Another problem with Mr. Hofstra’s essay is its assumption of a disinterested attitude regarding any specific outcome – as if the argument for SB 101 is above the fray of any of the competing ideological camps. On the contrary, the record is clear that SB 101 was specifically drafted to try to end or at least curtail gay marriage in Indiana. The politicians who voted for or signed SB 101 are on record as opposing gay marriage, and of looking for ways to interfere with it. The Indiana governor invited officials from conservative religious advocacy groups that had long tried to find a way to ban gay marriage to the bill’s private signing ceremony. Attempts to portray SB 101 as an ideologically neutral attempt to find a fair balance between competing rights to the contrary, it is clear that SB 101 was conceived and executed as an attempt to stage an end run around the sting of advances for marriage equality and LGBT rights in this country over the last decade or so.

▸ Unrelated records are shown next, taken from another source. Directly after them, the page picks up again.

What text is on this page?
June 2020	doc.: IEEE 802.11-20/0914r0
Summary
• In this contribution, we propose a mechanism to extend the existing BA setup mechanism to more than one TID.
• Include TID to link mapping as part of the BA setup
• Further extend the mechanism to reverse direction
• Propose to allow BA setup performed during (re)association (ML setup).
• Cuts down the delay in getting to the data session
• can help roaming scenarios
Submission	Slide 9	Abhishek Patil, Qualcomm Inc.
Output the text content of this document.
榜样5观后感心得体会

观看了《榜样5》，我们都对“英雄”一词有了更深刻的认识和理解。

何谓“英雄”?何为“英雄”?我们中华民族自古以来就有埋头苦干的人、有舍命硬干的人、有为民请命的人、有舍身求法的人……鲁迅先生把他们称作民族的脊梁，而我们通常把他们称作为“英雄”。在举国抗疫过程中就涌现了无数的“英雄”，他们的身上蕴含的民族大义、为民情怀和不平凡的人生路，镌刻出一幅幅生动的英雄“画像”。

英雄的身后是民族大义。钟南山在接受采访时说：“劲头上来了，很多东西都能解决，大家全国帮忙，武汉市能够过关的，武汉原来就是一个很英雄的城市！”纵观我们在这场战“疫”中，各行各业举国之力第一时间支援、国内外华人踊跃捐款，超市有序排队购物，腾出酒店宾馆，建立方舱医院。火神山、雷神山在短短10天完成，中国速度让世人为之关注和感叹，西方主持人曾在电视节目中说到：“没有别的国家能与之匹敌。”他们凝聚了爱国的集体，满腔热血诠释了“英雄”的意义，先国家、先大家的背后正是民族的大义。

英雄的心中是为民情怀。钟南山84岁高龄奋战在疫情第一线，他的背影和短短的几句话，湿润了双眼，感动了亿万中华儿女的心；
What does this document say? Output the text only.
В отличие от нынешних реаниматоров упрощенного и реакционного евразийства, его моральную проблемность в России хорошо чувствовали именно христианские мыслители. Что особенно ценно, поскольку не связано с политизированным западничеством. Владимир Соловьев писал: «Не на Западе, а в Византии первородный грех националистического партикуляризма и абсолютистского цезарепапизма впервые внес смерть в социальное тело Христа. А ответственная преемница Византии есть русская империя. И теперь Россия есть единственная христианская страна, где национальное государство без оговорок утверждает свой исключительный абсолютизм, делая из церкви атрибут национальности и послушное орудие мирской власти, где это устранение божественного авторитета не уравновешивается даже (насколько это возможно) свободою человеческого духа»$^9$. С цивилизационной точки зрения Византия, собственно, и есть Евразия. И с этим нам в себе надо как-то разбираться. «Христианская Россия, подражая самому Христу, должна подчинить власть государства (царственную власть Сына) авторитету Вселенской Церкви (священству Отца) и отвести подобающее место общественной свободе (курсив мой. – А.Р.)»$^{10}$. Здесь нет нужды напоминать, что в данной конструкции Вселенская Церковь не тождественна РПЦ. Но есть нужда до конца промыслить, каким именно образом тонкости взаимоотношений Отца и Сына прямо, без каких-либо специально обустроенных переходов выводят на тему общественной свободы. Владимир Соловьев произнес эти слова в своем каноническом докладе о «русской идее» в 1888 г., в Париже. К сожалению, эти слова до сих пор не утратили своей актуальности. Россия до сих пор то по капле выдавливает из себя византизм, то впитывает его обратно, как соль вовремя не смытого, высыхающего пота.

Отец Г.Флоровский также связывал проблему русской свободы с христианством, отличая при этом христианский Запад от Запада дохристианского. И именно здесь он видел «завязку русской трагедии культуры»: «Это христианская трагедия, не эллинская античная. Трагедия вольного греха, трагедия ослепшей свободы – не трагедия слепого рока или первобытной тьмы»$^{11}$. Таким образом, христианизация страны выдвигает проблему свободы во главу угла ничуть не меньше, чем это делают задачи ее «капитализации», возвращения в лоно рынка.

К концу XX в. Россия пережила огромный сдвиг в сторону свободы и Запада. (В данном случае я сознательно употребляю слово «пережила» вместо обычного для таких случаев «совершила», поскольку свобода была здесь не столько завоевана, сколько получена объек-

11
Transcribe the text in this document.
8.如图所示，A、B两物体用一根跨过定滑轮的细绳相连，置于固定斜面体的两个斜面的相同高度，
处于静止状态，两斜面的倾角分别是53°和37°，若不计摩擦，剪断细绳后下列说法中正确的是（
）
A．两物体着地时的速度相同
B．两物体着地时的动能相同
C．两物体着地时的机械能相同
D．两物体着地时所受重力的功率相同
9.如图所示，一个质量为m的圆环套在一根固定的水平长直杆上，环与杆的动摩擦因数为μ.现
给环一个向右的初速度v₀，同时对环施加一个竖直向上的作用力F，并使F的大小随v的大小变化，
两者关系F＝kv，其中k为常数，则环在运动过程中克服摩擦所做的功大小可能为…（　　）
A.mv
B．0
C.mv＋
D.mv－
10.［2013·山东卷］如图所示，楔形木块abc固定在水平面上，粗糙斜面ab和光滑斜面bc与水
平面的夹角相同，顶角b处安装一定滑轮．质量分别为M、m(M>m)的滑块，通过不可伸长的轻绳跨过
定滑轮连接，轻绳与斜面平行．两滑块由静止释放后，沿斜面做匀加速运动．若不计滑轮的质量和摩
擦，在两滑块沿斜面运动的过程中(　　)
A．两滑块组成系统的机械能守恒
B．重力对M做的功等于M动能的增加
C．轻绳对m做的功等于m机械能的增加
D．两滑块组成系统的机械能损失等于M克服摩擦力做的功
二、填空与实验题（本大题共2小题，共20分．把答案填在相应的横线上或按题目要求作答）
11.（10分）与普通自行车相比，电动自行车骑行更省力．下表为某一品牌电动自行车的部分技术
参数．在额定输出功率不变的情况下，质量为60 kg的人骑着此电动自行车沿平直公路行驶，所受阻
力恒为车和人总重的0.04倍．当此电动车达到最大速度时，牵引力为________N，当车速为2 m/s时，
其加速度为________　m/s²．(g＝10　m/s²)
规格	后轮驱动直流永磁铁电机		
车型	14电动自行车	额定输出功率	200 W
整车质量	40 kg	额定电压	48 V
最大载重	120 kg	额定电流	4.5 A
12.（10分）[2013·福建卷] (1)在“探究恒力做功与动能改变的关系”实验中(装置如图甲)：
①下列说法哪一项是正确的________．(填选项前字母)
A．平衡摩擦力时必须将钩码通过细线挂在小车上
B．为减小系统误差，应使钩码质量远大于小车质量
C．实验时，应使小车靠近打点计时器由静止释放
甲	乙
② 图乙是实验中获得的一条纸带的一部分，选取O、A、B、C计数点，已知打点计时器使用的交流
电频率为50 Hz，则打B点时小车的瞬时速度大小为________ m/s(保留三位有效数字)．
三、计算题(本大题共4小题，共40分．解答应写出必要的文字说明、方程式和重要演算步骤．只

The obvious strategy being adopted by RFRA advocates is to change the debate from “do LGBT Americans deserve equal protection under the law?” to “do American’s deserve to be able to exercise their religion freely and without undue interference?” Changing the subject is an old and often successful political strategy, and I don’t begrudge those who want to restrict the rights of LGBT people the attempt – especially since over the last decade the tide of public opinion has change so dramatically in the direction of “yes” to the first question. Moreover, I am a very strong proponent of religious liberty, and would take a second place to nobody in defending real free exercise of religion. But when a religious group seeks government sanction to impose its particular religious views on public commerce, that is not an exercise of the first amendment right to freedom of religion, it is in fact the opposite – an attempt to covertly establish one particular set of religious values in the public square. The same argument could easily be used to justify denial of equal protection in the for-profit exchange of goods and services to people engaged in interracial marriages, or to Jews by Christians, Muslims by Jews, Catholics by Adventists, or Adventists by Apostate Protestants. Adventists more than anyone else should be alarmed by this.
Aubyn Fulton, PhD, is Professor of Psychology with an emphasis on Clinical Psychology at Pacific Union College.